Environment and Sustainability

23.02.20233 minutes reading time

As an entrepreneur, you made environmental protection a corporate goal very early on. Where does your green drive come from?

There was indeed a key event which awakened my interest in this topic. The first Club of Rome report in 1972, ‘The Limits to Growth’, really shook me up at the time. The report showed very clearly that our way of managing business did not take into account the finiteness of our resources. In some of its forecasts, the report may have overshot its mark, from today's perspective. But the principle is correct.

What role do environmental protection and sustainability play in your company?

Environmental protection and social responsibility have been integral components of our corporate strategy since the mid-1980s, since it has always been my concern to run my business in such a way that following generations would not suffer any disadvantage from it. Economic growth can indeed be aligned with the scarcity of natural resources and contribute to social progress at the same time However, it requires long-term strategies

Did you receive any support at the time for your ideas?

When I anchored environmental protection as a corporate goal, several of my colleagues called me a utopian eco-hippie. Today, the topics of environmental protection and social responsibility are ones many companies ascribe to, and many actually live them, too.

Which problems do you see as the most urgent of our time?

The increasing divide between poor and rich countries, overfishing of the world's oceans, over-exploitation of natural resources and climate change. Especially in the fight against CO2 emissions, we have to speed up. Global climate change is a reality and will, if we continue to delay action, pose great challenges very soon. Without decisive countermeasures, the temperature of the Earth’s atmosphere will increase by up to 4.5° Celsius. The risks for coexistence on our planet will then no longer be calculable. Landscapes will turn into steppes, and there will be mass migrations and wars over water. Business and politics must face this problem.
As part of ‘2° - German Business Leaders for Climate Protection’ which was created in March 2007 on my initiative, we are therefore supporting the German Federal Government on a national and international level in its successful policies for protecting the world’s climate. Its defined goal is to limit global warming to 2° Celsius, compared to the pre-industrial level.

Have sustainability policies also become an image factor for the business?

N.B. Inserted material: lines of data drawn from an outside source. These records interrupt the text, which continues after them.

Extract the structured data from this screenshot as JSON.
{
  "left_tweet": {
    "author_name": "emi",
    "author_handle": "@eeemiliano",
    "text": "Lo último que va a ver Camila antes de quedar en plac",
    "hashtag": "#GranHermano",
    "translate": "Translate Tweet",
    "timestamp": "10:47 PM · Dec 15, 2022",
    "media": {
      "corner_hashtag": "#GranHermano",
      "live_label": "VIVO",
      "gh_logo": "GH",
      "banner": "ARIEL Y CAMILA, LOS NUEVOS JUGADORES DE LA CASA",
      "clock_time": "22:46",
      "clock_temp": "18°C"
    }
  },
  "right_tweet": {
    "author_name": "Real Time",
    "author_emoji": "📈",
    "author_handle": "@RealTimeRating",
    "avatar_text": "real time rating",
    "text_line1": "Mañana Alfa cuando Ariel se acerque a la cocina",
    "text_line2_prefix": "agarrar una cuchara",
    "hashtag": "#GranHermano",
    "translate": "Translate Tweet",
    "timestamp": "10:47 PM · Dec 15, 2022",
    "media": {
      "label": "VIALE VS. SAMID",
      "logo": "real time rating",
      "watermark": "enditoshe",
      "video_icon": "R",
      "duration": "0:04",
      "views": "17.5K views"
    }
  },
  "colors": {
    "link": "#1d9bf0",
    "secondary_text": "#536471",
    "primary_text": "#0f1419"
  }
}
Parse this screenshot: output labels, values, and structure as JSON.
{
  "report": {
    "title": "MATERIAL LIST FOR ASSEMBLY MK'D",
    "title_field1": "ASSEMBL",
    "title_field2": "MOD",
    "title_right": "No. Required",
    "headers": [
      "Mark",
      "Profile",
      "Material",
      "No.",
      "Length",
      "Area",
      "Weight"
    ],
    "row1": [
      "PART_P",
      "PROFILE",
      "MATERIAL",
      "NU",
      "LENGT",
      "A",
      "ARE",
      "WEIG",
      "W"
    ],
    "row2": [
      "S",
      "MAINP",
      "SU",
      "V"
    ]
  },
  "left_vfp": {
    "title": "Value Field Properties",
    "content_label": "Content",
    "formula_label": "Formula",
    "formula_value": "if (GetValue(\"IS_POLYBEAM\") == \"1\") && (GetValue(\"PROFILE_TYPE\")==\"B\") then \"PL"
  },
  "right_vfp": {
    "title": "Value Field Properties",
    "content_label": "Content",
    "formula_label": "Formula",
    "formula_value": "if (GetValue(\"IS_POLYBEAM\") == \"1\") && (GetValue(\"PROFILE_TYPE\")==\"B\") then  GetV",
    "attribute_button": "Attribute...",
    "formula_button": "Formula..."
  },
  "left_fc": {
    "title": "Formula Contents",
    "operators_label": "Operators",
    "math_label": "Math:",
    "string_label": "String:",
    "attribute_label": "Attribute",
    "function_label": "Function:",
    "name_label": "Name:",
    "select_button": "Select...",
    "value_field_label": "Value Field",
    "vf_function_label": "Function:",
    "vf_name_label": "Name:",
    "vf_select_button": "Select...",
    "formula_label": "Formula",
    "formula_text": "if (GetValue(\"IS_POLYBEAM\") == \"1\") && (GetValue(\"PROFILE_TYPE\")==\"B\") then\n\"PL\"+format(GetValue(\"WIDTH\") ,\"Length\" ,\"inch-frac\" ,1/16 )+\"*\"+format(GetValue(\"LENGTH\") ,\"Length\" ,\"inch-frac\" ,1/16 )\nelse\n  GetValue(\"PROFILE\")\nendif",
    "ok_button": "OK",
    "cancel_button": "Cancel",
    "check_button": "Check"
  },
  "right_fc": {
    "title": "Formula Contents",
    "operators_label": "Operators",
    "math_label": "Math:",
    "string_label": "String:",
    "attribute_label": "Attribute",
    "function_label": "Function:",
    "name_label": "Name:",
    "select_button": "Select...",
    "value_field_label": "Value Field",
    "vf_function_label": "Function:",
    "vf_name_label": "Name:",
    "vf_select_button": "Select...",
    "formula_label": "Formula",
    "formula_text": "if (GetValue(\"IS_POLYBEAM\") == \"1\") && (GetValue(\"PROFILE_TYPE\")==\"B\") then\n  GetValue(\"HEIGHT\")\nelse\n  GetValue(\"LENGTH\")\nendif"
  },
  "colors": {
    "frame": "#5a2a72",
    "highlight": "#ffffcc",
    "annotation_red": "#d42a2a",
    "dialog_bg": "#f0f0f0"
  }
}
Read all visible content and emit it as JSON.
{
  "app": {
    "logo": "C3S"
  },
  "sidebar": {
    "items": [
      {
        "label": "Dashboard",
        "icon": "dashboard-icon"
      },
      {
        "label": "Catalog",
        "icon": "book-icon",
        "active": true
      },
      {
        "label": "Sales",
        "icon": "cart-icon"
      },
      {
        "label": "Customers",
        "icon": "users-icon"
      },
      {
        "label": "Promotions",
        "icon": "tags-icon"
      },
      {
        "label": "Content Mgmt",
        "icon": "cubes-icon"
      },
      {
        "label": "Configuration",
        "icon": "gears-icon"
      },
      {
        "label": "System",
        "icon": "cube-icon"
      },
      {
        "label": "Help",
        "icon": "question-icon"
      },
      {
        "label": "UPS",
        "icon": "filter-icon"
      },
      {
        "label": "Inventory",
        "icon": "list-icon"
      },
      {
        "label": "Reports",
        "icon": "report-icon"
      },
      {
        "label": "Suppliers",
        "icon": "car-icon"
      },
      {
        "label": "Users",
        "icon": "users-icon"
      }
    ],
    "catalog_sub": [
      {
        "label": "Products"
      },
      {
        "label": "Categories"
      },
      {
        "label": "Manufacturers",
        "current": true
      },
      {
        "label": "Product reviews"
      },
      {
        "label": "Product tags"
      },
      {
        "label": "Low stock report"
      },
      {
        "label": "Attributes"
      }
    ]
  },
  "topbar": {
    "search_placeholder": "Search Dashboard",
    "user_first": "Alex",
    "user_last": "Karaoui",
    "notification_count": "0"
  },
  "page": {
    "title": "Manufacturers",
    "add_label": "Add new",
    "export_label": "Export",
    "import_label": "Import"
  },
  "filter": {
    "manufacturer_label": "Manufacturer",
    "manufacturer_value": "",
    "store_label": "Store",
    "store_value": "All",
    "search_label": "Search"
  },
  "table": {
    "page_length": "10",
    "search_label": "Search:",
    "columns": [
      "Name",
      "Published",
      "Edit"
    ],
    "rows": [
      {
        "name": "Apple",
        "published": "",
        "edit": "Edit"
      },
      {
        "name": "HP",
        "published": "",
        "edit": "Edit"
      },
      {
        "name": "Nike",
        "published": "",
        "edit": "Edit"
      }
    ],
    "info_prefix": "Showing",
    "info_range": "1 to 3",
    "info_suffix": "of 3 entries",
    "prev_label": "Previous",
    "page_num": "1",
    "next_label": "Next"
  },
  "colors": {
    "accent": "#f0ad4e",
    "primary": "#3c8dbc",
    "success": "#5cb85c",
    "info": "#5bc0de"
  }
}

There are companies which still confuse sustainable business activity with pure charity. They finance environmental and social projects from profits which they have generated under less sustainable aspects. For these companies, the topic may be an image factor. For me, however, sustainability stands for responsible corporate management. It is a ‘must’ for companies who are serious about taking responsibility for their business activities. All companies that genuinely address this topic increase in their credibility, which also automatically improves their public reputation.

In your view, what are the most important sustainability activities in your group of companies?

  1. Implementing our ambitious Climate Protection Strategy 
  2. Implementing our social standards among suppliers in at-risk countries
  3. Expanding our range of sustainable products
  4. Looking for solutions for social problems as part of our business activity, in the form of helping people to help themselves.

How can you strike the right financial balance, in your opinion, between commercial viability on the one hand, and sustainability on the other?

Sustainable business activity doesn’t just cost money, it also helps to save it. The best example is energy costs, because energy supply and energy efficiency are definitely in the economic interest of companies. We pay particular attention to the sparing use of natural resources such as water, wood and energy – from the supply chain, through to buildings and logistics.

What do you believe is the best approach to make the vast majority of transport methods more environmentally friendly?

Fundamentally: capacity-orientated planning. We also need to slow down freight transportation. This can only be done with the support of consumers. I also think that shifting transportation towards trains and ships, as well as investing in fuel-efficient commercial vehicles and using alternative drive concepts are sensible ideas.

Please name a few innovative examples of green logistics solutions that you particularly like.

I consider environmentally friendly route planning via GPS and full utilisation of freight capacity to be particularly innovative. But I also think that alternative energy generation at the logistics sites themselves, for example by using wood chip-fired heating and photovoltaic systems, is important. In addition, there are many small things that we can do: I’m a fan of alternative engines, which could include courier bicycles in city traffic, for example.